Giter VIP home page Giter VIP logo

apibench's Introduction

APIBench

image image

APIBench is the benchmark for evaluating the performance of API recommendation approaches released in paper "Revisiting, Benchmarking and Exploring API Recommendation: How Far Are We?".

Download the Benchmark

As GitHub does not hold large datasets, you can download the benchmark dataset at Zenodo.

Benchmark Details

Currently APIBench contains two sub-dataset for evaluating the performance of query-based and code-based API recommendation approaches, namely APIBench-Q and APIBench-C. Each sub-dataset has a Java version and a Python version.

Task Definition

Here we give the definitions of query-based and code-based API recommendation:

Query-based API recommendation: Approaches for query-based API recommendation aim at providing related APIs to developers given a query which describes programming requirements in natural language. The approaches can inform developers which API to use for a programming task.
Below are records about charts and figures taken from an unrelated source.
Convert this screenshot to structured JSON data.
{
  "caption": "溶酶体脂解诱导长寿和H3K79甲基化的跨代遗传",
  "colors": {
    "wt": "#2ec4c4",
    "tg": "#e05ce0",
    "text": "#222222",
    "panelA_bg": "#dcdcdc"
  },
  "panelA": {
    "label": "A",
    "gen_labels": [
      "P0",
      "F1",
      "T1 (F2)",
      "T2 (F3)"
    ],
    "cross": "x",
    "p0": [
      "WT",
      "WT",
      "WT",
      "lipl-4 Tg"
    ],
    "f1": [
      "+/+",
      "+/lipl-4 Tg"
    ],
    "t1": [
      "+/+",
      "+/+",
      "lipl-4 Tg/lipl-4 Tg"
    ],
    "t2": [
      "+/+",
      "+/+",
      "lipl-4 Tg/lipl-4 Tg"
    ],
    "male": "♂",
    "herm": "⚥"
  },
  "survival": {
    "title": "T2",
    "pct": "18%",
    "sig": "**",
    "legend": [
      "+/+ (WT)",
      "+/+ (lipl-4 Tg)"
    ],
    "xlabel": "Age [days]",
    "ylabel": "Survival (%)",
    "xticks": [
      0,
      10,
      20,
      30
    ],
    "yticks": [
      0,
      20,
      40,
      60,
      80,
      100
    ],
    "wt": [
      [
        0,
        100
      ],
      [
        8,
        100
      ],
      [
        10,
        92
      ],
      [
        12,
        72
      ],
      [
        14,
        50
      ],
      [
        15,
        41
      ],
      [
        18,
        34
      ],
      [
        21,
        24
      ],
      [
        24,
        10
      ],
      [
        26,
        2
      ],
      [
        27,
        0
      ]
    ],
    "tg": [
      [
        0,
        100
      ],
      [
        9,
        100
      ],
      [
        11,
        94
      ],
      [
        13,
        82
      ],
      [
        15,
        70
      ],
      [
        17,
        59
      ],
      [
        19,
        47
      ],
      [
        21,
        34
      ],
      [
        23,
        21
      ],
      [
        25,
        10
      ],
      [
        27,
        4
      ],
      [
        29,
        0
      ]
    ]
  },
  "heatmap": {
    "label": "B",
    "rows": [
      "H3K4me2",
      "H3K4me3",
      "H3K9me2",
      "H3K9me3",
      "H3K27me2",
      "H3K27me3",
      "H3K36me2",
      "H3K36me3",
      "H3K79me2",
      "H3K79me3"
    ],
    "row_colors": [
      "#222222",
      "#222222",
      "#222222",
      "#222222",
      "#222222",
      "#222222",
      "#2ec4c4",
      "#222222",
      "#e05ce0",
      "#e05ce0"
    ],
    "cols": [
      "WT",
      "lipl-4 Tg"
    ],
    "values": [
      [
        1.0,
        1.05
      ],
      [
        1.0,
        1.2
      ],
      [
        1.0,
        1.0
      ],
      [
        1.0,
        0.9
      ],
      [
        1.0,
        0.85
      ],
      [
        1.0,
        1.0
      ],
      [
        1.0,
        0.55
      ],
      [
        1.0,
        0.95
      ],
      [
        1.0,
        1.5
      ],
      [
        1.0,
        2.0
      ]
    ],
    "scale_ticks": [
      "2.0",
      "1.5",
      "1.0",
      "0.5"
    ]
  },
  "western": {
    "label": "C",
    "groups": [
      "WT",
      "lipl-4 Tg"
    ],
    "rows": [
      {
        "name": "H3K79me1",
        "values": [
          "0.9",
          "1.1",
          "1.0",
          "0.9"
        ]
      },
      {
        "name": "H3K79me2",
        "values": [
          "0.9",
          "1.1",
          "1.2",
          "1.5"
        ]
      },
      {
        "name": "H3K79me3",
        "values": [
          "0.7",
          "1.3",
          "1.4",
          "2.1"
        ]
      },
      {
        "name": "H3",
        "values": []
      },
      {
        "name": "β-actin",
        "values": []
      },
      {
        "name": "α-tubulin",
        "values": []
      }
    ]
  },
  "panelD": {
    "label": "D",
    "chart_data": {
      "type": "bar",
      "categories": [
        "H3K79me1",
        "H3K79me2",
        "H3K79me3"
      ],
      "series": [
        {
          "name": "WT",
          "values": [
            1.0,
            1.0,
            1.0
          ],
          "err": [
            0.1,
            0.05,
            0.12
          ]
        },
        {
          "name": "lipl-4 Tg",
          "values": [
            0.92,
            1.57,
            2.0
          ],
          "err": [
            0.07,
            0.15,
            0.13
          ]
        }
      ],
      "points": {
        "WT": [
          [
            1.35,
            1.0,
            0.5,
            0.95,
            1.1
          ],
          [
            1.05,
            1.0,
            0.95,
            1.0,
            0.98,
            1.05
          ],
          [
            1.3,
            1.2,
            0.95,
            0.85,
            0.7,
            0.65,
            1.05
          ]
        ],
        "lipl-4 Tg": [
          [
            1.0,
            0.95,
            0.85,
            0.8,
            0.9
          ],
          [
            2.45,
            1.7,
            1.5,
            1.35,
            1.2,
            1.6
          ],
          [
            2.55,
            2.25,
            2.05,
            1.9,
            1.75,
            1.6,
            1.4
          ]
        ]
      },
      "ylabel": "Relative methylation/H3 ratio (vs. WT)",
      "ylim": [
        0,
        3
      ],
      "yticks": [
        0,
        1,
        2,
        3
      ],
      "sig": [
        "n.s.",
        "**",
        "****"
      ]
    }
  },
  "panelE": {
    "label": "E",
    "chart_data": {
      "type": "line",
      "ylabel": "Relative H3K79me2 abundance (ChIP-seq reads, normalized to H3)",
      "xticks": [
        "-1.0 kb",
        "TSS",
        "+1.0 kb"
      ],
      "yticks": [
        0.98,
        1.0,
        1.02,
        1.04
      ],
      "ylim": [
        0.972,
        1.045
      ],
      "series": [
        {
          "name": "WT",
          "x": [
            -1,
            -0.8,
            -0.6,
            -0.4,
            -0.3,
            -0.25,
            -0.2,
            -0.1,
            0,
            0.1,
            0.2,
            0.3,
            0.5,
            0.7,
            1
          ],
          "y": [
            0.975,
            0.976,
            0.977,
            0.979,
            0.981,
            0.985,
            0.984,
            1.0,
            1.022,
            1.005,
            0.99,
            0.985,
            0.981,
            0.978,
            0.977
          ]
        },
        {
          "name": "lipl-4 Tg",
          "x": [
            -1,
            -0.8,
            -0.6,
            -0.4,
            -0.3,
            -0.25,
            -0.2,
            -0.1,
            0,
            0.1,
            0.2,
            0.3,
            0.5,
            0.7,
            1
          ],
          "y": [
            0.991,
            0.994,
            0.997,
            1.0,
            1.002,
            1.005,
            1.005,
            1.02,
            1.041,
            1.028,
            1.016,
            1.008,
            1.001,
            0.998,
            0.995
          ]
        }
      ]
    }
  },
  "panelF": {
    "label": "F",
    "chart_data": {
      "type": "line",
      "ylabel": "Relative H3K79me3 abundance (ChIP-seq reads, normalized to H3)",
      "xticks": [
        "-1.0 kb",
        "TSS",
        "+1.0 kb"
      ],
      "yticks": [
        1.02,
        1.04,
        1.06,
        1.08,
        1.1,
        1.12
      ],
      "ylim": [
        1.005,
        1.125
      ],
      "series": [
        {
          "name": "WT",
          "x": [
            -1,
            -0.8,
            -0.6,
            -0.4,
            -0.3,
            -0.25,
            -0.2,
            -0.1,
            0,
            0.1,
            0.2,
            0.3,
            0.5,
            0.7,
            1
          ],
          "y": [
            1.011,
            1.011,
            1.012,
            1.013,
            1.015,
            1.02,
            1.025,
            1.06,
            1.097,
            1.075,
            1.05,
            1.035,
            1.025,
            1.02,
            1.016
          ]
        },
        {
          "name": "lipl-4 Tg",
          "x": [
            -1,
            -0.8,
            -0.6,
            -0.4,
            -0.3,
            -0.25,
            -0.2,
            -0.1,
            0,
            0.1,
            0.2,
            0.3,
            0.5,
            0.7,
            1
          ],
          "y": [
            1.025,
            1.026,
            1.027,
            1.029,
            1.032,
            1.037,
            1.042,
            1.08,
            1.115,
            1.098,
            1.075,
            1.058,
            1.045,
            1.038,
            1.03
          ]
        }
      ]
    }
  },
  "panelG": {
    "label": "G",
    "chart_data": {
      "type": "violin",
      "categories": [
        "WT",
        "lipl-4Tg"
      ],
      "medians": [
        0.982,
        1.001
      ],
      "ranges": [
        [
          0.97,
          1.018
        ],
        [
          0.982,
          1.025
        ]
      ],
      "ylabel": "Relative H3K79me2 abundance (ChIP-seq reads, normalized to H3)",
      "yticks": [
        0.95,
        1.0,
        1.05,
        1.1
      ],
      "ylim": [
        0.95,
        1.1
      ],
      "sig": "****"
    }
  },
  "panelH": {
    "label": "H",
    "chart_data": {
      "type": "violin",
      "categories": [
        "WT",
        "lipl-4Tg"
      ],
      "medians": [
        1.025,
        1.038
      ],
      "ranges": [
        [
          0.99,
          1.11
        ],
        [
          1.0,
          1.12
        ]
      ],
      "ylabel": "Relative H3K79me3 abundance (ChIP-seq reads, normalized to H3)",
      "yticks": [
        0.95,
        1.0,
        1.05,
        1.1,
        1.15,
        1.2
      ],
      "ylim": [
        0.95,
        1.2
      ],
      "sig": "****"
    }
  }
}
Code-based API recommendation: Approaches for code-based API recommendation aim at predicting the next API given the code surrounding the point of prediction. They can directly improve the efficiency of coding.

APIBench-Q

APIBench-Q is located in the folder APIBench/APIBench_Q. There are a Python folder and a Java folder in it for the Python and Java version of APIBench-Q.

Currently there are two json files in each version:

Original{Java,Python}Queries.json: It contains the original queries, corrsponding APIs and API classes, along with the source the query collected from (Stack Overflow or Tutorial Websites).

Reformulated{Java,Python}Queries.json : It contains all the elements in Original{Java,Python}Queries.json. Besides, it contains the reformulated queries derive from the original queries. The reformulated queries are wrapped by @.

Currently we apply the following query reformulation techniques to process the original queries:

Technique Source
RACK https://github.com/masud-technope/RACK-Replication-Package
NLP2API https://github.com/masud-technope/NLP2API-Replication-Package
SEQUER https://github.com/kbcao/sequer
Google Prediction Service http://suggestqueries.google.com/complete/search?
NLPAUG https://github.com/makcedward/nlpaug

Number of queries in APIBench-Q:

Original Expanded Modified
Python 4,309 173,517 224,068
Java 6,563 400,126 341,276

APIBench-C

APIBench-C is located in the folder APIBench/APIBench_C. There are a Python folder and a Java folder in it for the Python and Java version of APIBench-C.

Currently there are two zip files and a json file in each version:

{Java,Python}_MetaData.zip: It contains the metadata json files for code in each domain. The long, normal and short kewords indicate the function with extremely long, moderate and extremely short lengths.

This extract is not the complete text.